Friday, June 10, 2011

X-Men First Class: We Don't Need No Stinking Allegories

I wanted to give X-Men First Class some time to settle in my brain before I wrote down my opinions about it.  There have been a lot of fantastic responses on the internets regarding the portrayal of race and gender in a movie set in a time very unfriendly to people of color and women (more unfriendly than now), and they said a lot of what I was thinking.

There has also been a lot of talk about the continued use of the X-Men movies as an allegory for the struggle of GLBT people.

The day before I went to see the movie, I read a review on AfterElton.com (spoilers!):
These gay parallels were edgy and interesting in 2003 (and in 2000, when the first X-Men movie came out). But in 2011? It hasn't just been done — it's about as far from edgy as you can get. Why not an actualgay mutant, not just mutants as metaphors for gays? Even the "assimilation or separatist" debate has long since been settled by most GLBT folks.
Ignoring that last statement, which is completely ridiculous and fodder for another post all together, I think that's a valid question.  Har har, there was a "Don't Ask Don't Tell" joke nearly a year after it was overturned.  Timely!  Don't worry though, that guy's in love with a lady (who likes ladies also, but only in the comics and not in the movies... yet), so you won't have to actually see anything involving same-sex affection.  Whew!

Meanwhile, elsewhere on the internets, I started to see a lot of fan reaction from a lot of people talking about the chemistry of Charles Xavier (James MacAvoy) and Erik Lensherr (Michael Fassbender).  Not just saying they had good chemistry, or that they were great in their roles - there was that too - but sexualizing the interaction they had with each other.

What really blew me away about this was people with fairly progressive and critical mindsets walking out of a movie that's arguably about the terrible way we treat people who are different and deciding to fetishize the relationship between two men.  And a few times actually getting defensive when called on it, criticizing people who didn't hold the same opinion.

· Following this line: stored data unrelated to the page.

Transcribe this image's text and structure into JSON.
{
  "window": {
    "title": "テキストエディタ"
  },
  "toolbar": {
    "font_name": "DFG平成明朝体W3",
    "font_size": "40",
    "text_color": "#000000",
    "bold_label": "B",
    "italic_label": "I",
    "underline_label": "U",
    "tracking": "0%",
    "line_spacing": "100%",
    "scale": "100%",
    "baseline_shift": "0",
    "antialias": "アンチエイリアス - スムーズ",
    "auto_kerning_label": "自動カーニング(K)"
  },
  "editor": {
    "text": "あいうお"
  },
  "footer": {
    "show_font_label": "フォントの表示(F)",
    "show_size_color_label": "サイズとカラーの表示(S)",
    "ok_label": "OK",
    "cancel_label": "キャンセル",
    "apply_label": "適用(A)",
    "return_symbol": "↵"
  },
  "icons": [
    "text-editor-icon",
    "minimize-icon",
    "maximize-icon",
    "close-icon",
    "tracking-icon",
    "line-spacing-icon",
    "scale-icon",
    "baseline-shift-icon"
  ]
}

If you're a comic fan, you may remember when Hal Jordan, in A Cry For Justice, mentioned having a threesome with Lady Blackhawk and Huntress.  There was a lot of intra-community backlash, including a lot of people asking why two women can't just have a friendship without there being anything sexual about it.

I started to feel guilty about my reaction to the First Class stuff and my discomfort with the way people - mostly women, from what I saw - were sexualizing something that, to me, was platonic.  After all, I completely hone in on subtext between two women all the time.  I've been doing it since Xena: Warrior Princess, and I still do it in Rizzoli & Isles.

But then I realized: I'm looking for representation.  Representation of me and the kind of relationships that I have.  I'm not looking for two women to have sex to titillate me.  I'm looking for myself on the screen.  And I'm not finding me there.

Look at me, I'm back at my point.

I don't think we need gay parallels in movies.  I don't think we need allegories anymore.  I think we need actual legitimate, well-written, three dimensional lesbian, gay, bisexual and transgender characters on our screens.

The X-Men titles have a few that could be used.  One was already in the movie. Mystique is interesting!  She can change her gender at will, and has been in at least one long-term relationship with a woman.  But we don't see any of that.  We see a girl with low self-esteem who throws herself at men.  Okay.

People like me, the people who have longed for representation in the media we love,  could use some real stories.  Maybe the X-Men movies aren't the place to get those stories.  But don't pretend.  It's 2011, and we don't need allegories any more.  We need our stories.